My Last Comment on Direct Physical Loss Requirement Again
Read the full article at https://lnkd.in/gtw9Z4hH, see the full video at https://lnkd.in/gmJz_zfs and at https://lnkd.in/gjxwPfY3 and https://zalma.com/blog plus more than 5050 posts.
Post 5096
In Tulalip Tribes of Washington v. Lexington Insurance Co., Wn.App. 2d, 566 P.3d 149 (2025), the Washington Court of Appeals held that COVID-19 does not trigger coverage under an “All Risk” policy that predicates coverage on “direct physical loss or damage” to property. Because the trial court’s ruling in this matter is contrary to Tulalip, the Court of Appeals reversed and remanded to the trial court ordering dismissal.

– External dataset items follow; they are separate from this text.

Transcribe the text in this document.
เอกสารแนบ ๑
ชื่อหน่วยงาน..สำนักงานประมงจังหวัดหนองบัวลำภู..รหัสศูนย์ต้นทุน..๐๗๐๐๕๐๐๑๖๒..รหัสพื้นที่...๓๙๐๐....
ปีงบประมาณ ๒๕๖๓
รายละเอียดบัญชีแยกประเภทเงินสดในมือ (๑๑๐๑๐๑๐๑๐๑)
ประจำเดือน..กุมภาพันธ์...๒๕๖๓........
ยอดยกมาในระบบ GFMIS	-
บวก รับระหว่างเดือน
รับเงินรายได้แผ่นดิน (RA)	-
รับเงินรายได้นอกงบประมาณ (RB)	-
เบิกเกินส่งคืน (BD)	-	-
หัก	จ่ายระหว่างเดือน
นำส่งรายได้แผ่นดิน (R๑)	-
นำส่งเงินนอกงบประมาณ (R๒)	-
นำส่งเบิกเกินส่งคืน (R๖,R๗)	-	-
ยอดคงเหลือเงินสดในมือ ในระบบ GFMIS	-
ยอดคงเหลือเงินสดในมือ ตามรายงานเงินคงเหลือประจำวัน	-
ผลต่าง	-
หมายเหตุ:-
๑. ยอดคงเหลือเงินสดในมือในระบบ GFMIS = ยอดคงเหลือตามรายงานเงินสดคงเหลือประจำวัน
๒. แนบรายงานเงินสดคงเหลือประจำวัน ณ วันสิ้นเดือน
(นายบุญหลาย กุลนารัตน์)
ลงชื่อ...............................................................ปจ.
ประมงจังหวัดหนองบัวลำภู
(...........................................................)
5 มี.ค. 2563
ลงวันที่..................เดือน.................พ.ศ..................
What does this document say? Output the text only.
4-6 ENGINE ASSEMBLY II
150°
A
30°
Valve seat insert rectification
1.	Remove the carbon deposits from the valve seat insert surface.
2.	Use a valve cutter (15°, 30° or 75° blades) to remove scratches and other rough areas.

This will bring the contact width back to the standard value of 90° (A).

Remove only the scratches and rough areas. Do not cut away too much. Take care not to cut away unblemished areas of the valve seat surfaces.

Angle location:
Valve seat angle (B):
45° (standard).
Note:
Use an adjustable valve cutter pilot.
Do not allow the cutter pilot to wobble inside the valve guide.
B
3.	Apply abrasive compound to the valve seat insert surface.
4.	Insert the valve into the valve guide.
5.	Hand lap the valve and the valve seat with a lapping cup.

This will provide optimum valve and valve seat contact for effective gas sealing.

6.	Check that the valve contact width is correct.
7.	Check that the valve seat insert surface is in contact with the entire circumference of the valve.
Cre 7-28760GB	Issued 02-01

In The Board Of Regents Of The University Of Washington v. Employers Insurance Company Of Wausau, A Liberty Mutual Company, No. 86493-9-I, Court of Appeals of Washington, Division 1 (June 9, 2025) the question of direct physical loss claims as a result of the Covid Pandemic got resolved again.
THE POLICIES
The University of Washington (UW) obtained from Employers Insurance Company of Wausau (Wausau) “All Risk” insurance coverage for several of its properties. UW sought coverage after government orders relating to COVID-19 required temporary closures of those properties. The relevant policy provisions predicate coverage on “direct physical loss or damage.”
THE SUIT
Wausau denied coverage based on those policy provisions, UW filed a complaint asserting claims for breach of contract, declaratory judgment, bad faith, and violations of the Washington Consumer Protection Act and Washington Insurance Fair Conduct Act. Wausau filed a motion to dismiss the claims based on the policy provisions, and the trial court denied that motion.
ANALYSIS
Construction of an insurance policy is always a question of law. The Court of Appeals examined the policy to determine whether under the plain meaning of the contract there is coverage. If the policy’s language is clear and unambiguous, the court must enforce the policy as written. Also, relevant here, the insured bears the burden of showing that coverage exists.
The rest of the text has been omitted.